Features of the SERS-STORM data set. (a) An image of an E. Coli sample. (b) Several spectra have been extracted from the diffracted light on the CCD from various locations of the cell, scaled and shifted vertically to fit. (c) A zoomed view of the dashed region. This image has been produced from the zeroth order un-diffracted light, i.e. all of the SERS light with no spectral information. Using the spectral data shown in panel (b), it is possible to produce (d) an image of the ~1330 cm−1 peak intensity normalized to the residual laser line intensity at 0 cm−1, thus removing inhomogeneities, or (e) an image of the ~1330 cm−1 peak intensity normalized to the peak at ~670 cm−1. A region of interest circled in the image shows particularly intense ~1330 cm-1 light remaining after such normalization.

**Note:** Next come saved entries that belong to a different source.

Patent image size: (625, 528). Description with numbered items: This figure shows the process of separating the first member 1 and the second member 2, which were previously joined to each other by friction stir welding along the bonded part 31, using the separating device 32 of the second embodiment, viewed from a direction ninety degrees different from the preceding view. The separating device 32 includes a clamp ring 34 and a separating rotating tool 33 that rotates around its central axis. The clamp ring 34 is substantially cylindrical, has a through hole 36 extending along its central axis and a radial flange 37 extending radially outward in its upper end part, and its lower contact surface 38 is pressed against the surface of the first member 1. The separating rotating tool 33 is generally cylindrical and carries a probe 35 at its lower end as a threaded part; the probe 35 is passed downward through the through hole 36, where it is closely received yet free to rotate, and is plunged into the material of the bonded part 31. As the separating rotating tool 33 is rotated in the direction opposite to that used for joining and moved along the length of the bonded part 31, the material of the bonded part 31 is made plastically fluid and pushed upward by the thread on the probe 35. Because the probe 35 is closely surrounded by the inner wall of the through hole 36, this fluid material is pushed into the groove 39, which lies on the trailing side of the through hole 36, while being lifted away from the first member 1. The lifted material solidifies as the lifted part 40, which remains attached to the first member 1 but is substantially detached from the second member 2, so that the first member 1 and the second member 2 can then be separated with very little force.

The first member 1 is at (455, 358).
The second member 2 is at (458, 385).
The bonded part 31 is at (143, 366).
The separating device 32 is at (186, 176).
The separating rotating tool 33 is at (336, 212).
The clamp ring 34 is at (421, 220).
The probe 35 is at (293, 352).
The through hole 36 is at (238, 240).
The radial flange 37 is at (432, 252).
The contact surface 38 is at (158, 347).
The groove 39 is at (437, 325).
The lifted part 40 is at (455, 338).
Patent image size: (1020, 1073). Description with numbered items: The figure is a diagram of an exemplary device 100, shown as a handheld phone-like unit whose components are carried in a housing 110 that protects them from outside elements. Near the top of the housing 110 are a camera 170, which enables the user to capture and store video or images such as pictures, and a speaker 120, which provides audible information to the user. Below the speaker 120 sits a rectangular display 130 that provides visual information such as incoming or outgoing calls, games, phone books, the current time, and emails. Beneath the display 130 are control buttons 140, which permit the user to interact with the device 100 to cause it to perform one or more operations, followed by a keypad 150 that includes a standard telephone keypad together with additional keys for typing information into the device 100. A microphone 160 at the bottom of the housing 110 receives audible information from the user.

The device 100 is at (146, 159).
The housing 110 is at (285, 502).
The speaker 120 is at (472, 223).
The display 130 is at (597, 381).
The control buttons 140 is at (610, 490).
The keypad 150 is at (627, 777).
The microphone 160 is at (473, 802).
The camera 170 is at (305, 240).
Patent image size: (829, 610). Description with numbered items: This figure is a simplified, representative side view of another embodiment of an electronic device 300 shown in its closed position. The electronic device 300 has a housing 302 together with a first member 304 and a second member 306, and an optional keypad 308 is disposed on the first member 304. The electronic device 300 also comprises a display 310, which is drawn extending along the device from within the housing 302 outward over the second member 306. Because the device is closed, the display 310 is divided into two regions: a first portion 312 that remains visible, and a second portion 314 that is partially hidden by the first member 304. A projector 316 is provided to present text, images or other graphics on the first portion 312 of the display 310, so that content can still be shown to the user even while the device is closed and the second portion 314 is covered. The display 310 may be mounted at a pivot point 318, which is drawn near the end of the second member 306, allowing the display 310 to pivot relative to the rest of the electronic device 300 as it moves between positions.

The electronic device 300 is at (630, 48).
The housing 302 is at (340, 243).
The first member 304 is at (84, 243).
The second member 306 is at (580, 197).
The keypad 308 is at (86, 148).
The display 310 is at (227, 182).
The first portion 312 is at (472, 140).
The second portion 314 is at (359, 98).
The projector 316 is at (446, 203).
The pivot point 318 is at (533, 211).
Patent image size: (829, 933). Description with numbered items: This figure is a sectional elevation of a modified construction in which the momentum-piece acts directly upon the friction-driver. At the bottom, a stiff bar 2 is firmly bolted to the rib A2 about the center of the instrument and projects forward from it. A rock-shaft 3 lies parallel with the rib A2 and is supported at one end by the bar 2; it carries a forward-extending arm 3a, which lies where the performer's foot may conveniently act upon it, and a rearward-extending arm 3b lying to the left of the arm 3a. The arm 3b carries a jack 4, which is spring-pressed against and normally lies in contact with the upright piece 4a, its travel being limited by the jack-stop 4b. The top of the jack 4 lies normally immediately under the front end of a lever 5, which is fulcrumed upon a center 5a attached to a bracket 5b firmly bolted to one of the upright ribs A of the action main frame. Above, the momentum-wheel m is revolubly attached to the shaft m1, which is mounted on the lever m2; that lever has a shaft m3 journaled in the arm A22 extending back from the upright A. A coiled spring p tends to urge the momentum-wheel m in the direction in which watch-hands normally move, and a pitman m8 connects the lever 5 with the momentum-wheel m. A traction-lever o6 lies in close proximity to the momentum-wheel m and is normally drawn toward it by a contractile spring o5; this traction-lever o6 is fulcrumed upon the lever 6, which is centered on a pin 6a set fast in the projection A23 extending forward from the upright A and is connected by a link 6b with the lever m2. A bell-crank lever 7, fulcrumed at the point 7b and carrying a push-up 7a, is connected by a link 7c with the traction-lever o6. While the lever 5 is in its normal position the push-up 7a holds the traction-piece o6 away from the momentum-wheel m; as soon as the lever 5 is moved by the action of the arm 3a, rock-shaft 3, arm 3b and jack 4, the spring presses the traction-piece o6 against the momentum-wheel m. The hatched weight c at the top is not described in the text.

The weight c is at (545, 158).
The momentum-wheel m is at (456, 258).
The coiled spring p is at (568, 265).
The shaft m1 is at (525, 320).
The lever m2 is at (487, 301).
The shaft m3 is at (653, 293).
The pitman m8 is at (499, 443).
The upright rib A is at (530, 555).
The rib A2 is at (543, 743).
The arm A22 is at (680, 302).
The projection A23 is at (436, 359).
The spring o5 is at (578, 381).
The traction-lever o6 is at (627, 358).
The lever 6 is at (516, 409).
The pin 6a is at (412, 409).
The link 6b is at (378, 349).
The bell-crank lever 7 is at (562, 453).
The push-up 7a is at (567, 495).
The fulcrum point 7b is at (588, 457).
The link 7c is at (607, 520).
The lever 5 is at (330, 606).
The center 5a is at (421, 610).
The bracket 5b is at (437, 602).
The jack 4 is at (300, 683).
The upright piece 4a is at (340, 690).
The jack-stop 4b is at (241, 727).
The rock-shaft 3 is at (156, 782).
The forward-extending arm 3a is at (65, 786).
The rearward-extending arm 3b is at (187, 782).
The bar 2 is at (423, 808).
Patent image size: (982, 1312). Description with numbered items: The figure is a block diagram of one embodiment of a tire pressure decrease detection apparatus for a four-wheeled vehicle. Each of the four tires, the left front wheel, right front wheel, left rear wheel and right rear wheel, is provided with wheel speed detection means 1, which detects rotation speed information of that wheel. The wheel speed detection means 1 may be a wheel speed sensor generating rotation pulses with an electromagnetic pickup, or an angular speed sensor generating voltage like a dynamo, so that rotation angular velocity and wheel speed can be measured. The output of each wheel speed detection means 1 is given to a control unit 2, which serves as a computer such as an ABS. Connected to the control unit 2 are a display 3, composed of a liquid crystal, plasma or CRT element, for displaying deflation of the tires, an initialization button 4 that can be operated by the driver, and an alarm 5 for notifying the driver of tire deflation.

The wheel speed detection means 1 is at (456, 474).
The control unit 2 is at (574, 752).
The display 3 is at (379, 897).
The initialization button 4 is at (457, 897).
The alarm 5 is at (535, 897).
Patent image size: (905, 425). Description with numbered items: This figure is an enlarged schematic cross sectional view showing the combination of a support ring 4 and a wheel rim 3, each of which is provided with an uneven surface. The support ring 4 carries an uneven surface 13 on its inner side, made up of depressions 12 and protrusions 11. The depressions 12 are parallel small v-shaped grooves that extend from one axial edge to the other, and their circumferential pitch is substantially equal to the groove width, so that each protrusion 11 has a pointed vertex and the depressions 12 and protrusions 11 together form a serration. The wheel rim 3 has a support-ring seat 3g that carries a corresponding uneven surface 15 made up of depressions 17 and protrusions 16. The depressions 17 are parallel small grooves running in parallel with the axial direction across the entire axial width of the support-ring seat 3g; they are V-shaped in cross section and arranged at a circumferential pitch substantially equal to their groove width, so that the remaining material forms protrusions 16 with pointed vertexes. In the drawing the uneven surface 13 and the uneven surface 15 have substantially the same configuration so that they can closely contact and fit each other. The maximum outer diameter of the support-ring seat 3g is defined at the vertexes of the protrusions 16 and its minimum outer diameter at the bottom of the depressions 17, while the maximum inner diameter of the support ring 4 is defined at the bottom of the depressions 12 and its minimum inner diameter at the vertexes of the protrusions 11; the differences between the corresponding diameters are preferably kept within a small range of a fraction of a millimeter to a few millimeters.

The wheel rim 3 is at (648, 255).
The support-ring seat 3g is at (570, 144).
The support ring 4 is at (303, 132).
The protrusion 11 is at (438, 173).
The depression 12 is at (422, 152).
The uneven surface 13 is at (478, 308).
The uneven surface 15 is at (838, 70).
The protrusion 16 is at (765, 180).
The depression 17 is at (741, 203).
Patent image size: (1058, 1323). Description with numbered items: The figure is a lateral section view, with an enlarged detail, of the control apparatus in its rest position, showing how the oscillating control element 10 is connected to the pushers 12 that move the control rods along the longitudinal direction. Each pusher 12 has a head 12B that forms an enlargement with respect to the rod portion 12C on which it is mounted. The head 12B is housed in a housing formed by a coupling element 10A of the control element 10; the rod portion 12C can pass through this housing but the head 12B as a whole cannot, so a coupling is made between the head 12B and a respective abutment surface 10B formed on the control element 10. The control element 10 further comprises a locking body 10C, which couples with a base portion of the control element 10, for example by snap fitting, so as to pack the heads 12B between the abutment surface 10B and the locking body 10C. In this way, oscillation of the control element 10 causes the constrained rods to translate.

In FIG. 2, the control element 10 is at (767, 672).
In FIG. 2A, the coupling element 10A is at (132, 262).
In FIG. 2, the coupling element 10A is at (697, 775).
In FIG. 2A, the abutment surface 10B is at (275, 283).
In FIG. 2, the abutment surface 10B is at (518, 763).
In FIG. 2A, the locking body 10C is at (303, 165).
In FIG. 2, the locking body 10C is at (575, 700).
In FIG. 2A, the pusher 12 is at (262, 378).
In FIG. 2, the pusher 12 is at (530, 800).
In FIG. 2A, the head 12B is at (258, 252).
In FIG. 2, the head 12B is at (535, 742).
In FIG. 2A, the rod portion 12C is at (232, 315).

The SERS-STORM images have limited depth of imaging (~10 nm), as the plasmonic hotspot interactions occur only at the surface interface, making this technique especially suited for imaging cell adhesion points or cell interaction with a surface. For example, the presence of the 730 cm−1 peaks67 in Fig. 5b may suggest adenine-related compounds to be present on the surface of these E. Coli cells41. Furthermore, some of the images in Fig. 3 indicate that the cell wall is outside of this plasmonic depth of field (i.e., it is dark), which suggests the cells are not resting completely flat upon the surface (e.g., Fig. 3d). This response may be due to heat fixation or to heterogeneity on the bacterial cell surface and its interaction with the surface68, 69. However, Fig. 3f, Fig. 4b,c,e, and Fig. 5 show more uniform contact for the three species imaged.

To conclude, this research focused upon the development of a SERS-STORM “snapshot” super-resolution chemical imaging technique. Further work and investigation in optimizing the technique could include increasing the density of the transmission grating to increase the specificity and resolution of the SERS spectra and increasing signal-to-noise by optimizing the substrates. Initial analysis shows promise for the ability to differentiate between the chemical signatures of different bacterial species while at the same time imaging their structure. For example, one of the strongest peaks at ~1650 cm−1 within an M. Luteus spectrum (Fig. 4d) corresponds to the amide I band characteristic of a polypeptide bond. The strength of the peak is promising because one would expect stronger peptide signal within the peptidoglycan coating of gram-positive species. Additionally, the peak at ~1330 cm−1 seen within the E.Coli bacteria samples would be an expected strong signal70 from the lipopolysaccharide of gram-negative species. While an increase in sample size would be required to make a statistically significant claim in differentiating between the various bacteria as has been shown in some previous studies51, our technique shows promise in this application. Furthermore, due to the relative simplicity in both the nanofabrication of the substrates and the optical imaging setup, we conclude that these results have potential as a new biological imaging technique that offers both high spatial resolution and chemical content simultaneously.